24. DISCUSSION ON JOGINDER SINGH'S CASE: I have already noticed that the evidence in both these cases was common despite the gap of more than three years between the two notifications. In Bhajan Singh's case, notification under Section 4 of the Act is dated 8.7.1988 while in the case of Joginder Singh it is of dated 22.5.1992 under Section 4 of the Act. The learned Additional District Judge, Chandigarh, while awarding compensation to the claimants in this case had mainly relied upon Ex.A-13 proved on record. Ex.A-13 is the judgment dated 2.9.1997 in Bhajan Singh's case. Ex.A-3 to Ex.A-6 have already produced on record in this case in addition to the various judgments including Ex.A-23 and Ex.A-25. Certain other exhibits have also been produced on record. Ex.A-8 is the same map which was produced by PW-7 as Ex.A-14 in the case of Bhajan Singh. Ex.A-14 is an award passed by the same learned Additional District Judge in relation to the acquisition of the land vide notification dated 29.7.1988 where the compensation was enhanced to Rs.4,35,600/- per acre.
25. As the main basis of the impugned judgment is Ex.A-13 (judgment in Bhajan Singh's case where the Court has enhanced the compensation). Thus, inevitable would be the result in the present appeal that the claimants would be entitled to a higher amount than the one awarded to them by the learned Collector. The land though has been acquired more than 3 years later than the land acquired in Bhajan Singh's case but it relates to the revenue estate of the same village and is adjacent to the already acquired land. Keeping in view the fact that the land was acquired in May, 1992 the claimants would be entitled to proportionate increase from the land acquired in July, 1988.

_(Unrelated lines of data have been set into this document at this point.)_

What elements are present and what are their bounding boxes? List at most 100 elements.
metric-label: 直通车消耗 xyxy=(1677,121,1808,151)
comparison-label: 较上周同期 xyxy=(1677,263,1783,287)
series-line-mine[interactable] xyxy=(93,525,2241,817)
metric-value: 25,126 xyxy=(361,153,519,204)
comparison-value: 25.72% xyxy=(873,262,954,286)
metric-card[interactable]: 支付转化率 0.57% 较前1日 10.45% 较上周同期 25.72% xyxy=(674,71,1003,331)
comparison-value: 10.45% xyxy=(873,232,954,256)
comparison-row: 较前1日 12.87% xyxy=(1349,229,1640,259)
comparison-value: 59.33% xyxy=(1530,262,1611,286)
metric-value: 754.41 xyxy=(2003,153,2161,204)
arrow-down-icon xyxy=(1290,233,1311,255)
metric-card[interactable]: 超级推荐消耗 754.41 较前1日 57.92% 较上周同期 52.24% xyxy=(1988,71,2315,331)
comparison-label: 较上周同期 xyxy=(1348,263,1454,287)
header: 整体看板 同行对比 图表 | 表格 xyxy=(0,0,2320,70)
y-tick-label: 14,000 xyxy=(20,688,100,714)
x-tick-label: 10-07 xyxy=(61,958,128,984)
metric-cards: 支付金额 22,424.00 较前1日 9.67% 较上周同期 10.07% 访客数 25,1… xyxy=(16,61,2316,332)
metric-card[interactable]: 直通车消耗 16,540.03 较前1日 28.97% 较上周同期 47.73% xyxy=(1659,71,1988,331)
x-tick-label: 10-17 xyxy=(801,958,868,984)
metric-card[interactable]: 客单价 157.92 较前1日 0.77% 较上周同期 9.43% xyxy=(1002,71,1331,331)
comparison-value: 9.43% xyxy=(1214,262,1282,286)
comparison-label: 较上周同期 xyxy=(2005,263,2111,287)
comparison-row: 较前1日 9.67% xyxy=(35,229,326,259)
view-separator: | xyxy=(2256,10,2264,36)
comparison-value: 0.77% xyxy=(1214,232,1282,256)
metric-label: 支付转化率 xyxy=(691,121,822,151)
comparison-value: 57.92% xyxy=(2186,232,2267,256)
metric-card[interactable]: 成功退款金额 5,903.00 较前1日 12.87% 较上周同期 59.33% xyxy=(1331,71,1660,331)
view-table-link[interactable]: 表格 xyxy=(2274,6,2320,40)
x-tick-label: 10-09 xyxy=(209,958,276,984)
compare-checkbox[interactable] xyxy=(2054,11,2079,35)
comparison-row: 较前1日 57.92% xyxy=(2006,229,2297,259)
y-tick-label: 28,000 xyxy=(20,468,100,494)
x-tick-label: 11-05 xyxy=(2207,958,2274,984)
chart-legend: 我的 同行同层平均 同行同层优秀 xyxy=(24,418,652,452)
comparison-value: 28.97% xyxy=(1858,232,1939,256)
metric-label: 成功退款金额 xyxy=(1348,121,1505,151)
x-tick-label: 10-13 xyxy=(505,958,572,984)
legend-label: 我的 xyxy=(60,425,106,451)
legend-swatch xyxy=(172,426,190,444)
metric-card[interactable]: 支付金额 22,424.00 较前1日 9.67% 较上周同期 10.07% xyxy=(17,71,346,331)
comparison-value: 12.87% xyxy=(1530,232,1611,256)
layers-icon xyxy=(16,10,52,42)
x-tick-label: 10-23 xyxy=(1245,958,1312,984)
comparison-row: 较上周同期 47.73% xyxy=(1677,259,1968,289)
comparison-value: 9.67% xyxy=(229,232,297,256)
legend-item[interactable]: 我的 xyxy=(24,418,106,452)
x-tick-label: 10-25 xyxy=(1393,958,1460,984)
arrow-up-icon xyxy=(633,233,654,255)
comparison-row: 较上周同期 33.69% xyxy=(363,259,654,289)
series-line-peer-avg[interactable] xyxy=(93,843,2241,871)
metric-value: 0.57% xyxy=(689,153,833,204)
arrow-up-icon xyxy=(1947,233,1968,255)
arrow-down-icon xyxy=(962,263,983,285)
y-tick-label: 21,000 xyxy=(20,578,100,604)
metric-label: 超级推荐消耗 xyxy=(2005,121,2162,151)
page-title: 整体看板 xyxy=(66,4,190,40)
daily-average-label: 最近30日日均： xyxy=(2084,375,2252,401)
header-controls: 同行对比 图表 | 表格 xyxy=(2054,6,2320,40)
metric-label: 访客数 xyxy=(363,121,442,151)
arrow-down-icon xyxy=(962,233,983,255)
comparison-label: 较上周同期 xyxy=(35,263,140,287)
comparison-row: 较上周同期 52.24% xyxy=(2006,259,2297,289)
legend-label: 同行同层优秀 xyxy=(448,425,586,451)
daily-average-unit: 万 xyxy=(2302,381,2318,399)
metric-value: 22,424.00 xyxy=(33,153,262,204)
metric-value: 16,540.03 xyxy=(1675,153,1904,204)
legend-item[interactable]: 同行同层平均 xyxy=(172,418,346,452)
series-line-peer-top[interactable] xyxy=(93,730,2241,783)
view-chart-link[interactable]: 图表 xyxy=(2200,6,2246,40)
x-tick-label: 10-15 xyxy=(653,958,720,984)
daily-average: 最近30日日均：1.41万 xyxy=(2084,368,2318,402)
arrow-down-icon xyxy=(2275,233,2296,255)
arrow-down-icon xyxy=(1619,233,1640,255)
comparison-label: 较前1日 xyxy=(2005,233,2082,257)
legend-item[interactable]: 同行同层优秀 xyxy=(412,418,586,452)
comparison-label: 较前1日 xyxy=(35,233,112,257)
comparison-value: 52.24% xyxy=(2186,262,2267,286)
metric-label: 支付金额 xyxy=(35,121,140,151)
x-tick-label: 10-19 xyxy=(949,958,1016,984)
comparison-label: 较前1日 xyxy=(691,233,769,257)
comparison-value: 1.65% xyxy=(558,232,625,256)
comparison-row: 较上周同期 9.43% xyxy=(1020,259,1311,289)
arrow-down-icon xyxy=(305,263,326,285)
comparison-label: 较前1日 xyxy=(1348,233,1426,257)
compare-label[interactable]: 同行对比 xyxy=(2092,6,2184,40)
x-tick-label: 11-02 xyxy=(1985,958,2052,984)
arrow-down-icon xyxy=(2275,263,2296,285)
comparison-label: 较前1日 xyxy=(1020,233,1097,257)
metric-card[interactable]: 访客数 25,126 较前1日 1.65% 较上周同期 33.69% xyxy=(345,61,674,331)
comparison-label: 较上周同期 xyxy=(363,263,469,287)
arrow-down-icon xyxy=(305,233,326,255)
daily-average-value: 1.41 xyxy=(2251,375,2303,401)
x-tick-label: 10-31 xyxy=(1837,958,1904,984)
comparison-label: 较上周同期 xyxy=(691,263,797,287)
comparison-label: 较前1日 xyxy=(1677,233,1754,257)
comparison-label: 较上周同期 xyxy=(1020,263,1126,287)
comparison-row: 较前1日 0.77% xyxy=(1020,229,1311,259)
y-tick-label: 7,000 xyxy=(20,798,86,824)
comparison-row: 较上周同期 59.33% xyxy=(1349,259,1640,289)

26. It is obvious that the claimants in Joginder Singh's case would be entitled to a higher compensation than the claimants in Bhajan Singh's case, because the acquisition in the earlier case is of 1992 while in the later it is of the year 1988. Therefore, the claimants covered by the judgment in case of Joginder Singh would be entitled to a compensation of Rs.4,87,540.25 per acre.
27. The Administration has not assailed the correctness of the amount awarded by the learned Additional District Judge, vide his impugned judgment dated 2.9.1997 (Bhajan Singh's case).
28. The result of the above discussion is that the above two appeals (Joginder Singh and Bhajan Singh) and all other connected appeals of the claimants are partly allowed. However, all the appeals preferred by the State of Joginder Singh and other connected cases thereto are dismissed, without any order as to costs. The claimant shall be entitled to the enhanced amount of compensation with all statutory benefits permissible to them under Sections 23(1-A), 23(2) and 28 of the Act.